Prunus armeniaca. Sarà pure questo il suo vero nome secondo la classificazione scientifica ma chiamarla crisommola fa tutto un altro effetto. Comunque la vogliamo chiamare, però, l’albicocca è un frutto estremamente interessante. Basti pensare che, all’interno della sola “albicocca Vesuviana” si distinguono oltre quaranta biotipi. I meglio informati ricorderanno la Palummella, la Pellecchiella, la Boccuccia liscia e la Boccuccia rugosa.

Una delle prime testimonianze storiche e accertate della presenza di cultivar di albicocca in Campania è dovuta al grande alchimista rinascimentale Giovan Battista Della Porta il quale, nella sua opera somma, Suae Villae Pomarium, edita nel 1583, distingue le bericocche dalle crisomele. Indovinate un po’ quali fossero le più pregiate. È da esse che deriverebbe, quindi, il napoletano crisommole, oggi assurto per estensione a indicazione di tutte le albicocche. Nel XIX secolo, poi, l’impresa saggistica collettiva Breve ragguaglio dell'Agricoltura e Pastorizia del Regno di Napoli, riconosce l'albicocco come l'albero più diffuso dopo il fico nell'area napoletana e, nello specifico, nella zona vesuviana.

Il Vesuvio. È lì che l’albicocca crescerebbe meglio. Un vulcano alle falde del quale non è consigliabile vivere, come ci ricordano in molti, eppure con un terreno che è tra le più grandi ricchezze della Campania Felix. Il territorio interessato all’80% della produzione è, infatti, compreso nei Comuni della cosiddetta “zona rossa”: da Portici a Trecase, da Sant’Anastasia a San Giuseppe Vesuviano. Il volume afferma, infatti, che le albicocche vengono qui «meglio che altrove e più maniere se ne contano, differenti nelle frutta (polpa, ndr)».
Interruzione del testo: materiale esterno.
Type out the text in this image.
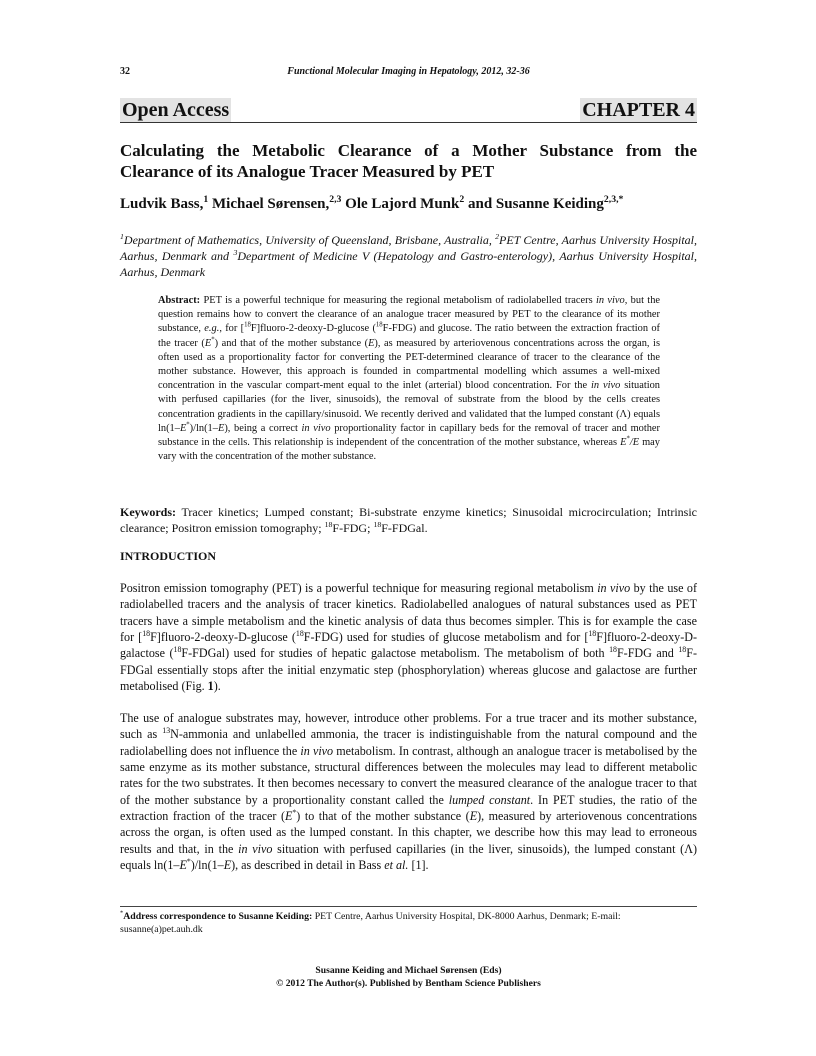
32	Functional Molecular Imaging in Hepatology, 2012, 32-36
Open Access	CHAPTER 4
Calculating the Metabolic Clearance of a Mother Substance from the Clearance of its Analogue Tracer Measured by PET
Ludvik Bass,$^1$ Michael Sørensen,$^{2,3}$ Ole Lajord Munk$^2$ and Susanne Keiding$^{2,3,*}$
$^1$Department of Mathematics, University of Queensland, Brisbane, Australia, $^2$PET Centre, Aarhus University Hospital, Aarhus, Denmark and $^3$Department of Medicine V (Hepatology and Gastro-enterology), Aarhus University Hospital, Aarhus, Denmark
Abstract: PET is a powerful technique for measuring the regional metabolism of radiolabelled tracers in vivo, but the question remains how to convert the clearance of an analogue tracer measured by PET to the clearance of its mother substance, e.g., for [$^{18}$F]fluoro-2-deoxy-D-glucose ($^{18}$F-FDG) and glucose. The ratio between the extraction fraction of the tracer (E*) and that of the mother substance (E), as measured by arteriovenous concentrations across the organ, is often used as a proportionality factor for converting the PET-determined clearance of tracer to the clearance of the mother substance. However, this approach is founded in compartmental modelling which assumes a well-mixed concentration in the vascular compart-ment equal to the inlet (arterial) blood concentration. For the in vivo situation with perfused capillaries (for the liver, sinusoids), the removal of substrate from the blood by the cells creates concentration gradients in the capillary/sinusoid. We recently derived and validated that the lumped constant (Λ) equals ln(1–E*)/ln(1–E), being a correct in vivo proportionality factor in capillary beds for the removal of tracer and mother substance in the cells. This relationship is independent of the concentration of the mother substance, whereas E*/E may vary with the concentration of the mother substance.
Keywords: Tracer kinetics; Lumped constant; Bi-substrate enzyme kinetics; Sinusoidal microcirculation; Intrinsic clearance; Positron emission tomography; $^{18}$F-FDG; $^{18}$F-FDGal.
INTRODUCTION
Positron emission tomography (PET) is a powerful technique for measuring regional metabolism in vivo by the use of radiolabelled tracers and the analysis of tracer kinetics. Radiolabelled analogues of natural substances used as PET tracers have a simple metabolism and the kinetic analysis of data thus becomes simpler. This is for example the case for [$^{18}$F]fluoro-2-deoxy-D-glucose ($^{18}$F-FDG) used for studies of glucose metabolism and for [$^{18}$F]fluoro-2-deoxy-D-galactose ($^{18}$F-FDGal) used for studies of hepatic galactose metabolism. The metabolism of both $^{18}$F-FDG and $^{18}$F-FDGal essentially stops after the initial enzymatic step (phosphorylation) whereas glucose and galactose are further metabolised (Fig. 1).
The use of analogue substrates may, however, introduce other problems. For a true tracer and its mother substance, such as $^{13}$N-ammonia and unlabelled ammonia, the tracer is indistinguishable from the natural compound and the radiolabelling does not influence the in vivo metabolism. In contrast, although an analogue tracer is metabolised by the same enzyme as its mother substance, structural differences between the molecules may lead to different metabolic rates for the two substrates. It then becomes necessary to convert the measured clearance of the analogue tracer to that of the mother substance by a proportionality constant called the lumped constant. In PET studies, the ratio of the extraction fraction of the tracer (E*) to that of the mother substance (E), measured by arteriovenous concentrations across the organ, is often used as the lumped constant. In this chapter, we describe how this may lead to erroneous results and that, in the in vivo situation with perfused capillaries (in the liver, sinusoids), the lumped constant (Λ) equals ln(1–E*)/ln(1–E), as described in detail in Bass et al. [1].
*Address correspondence to Susanne Keiding: PET Centre, Aarhus University Hospital, DK-8000 Aarhus, Denmark; E-mail: susanne(a)pet.auh.dk
Susanne Keiding and Michael Sørensen (Eds)
© 2012 The Author(s). Published by Bentham Science Publishers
Nonostante la più volte sottolineata variabilità degli elementi, almeno su un punto, però, le albicocche vesuviane vanno d’accordo: la maturazione. La maggior parte degli ecotipi presenti in quest’area matura, infatti, intorno a metà Giugno, in maniera abbastanza precoce rispetto alle altre varietà e presenta un colore rosso sfumato sulla base giallo-aranciata della buccia.

Ci sono, dunque, tutti gli elementi per il riconoscimento dell’IGP. E mentre si attende il riconoscimento dell’Identificazione Geografica Protetta da parte dell’Unione Europea, le crisommole si consolano arrivando sulle nostre tavole con la Protezione transitoria nazionale.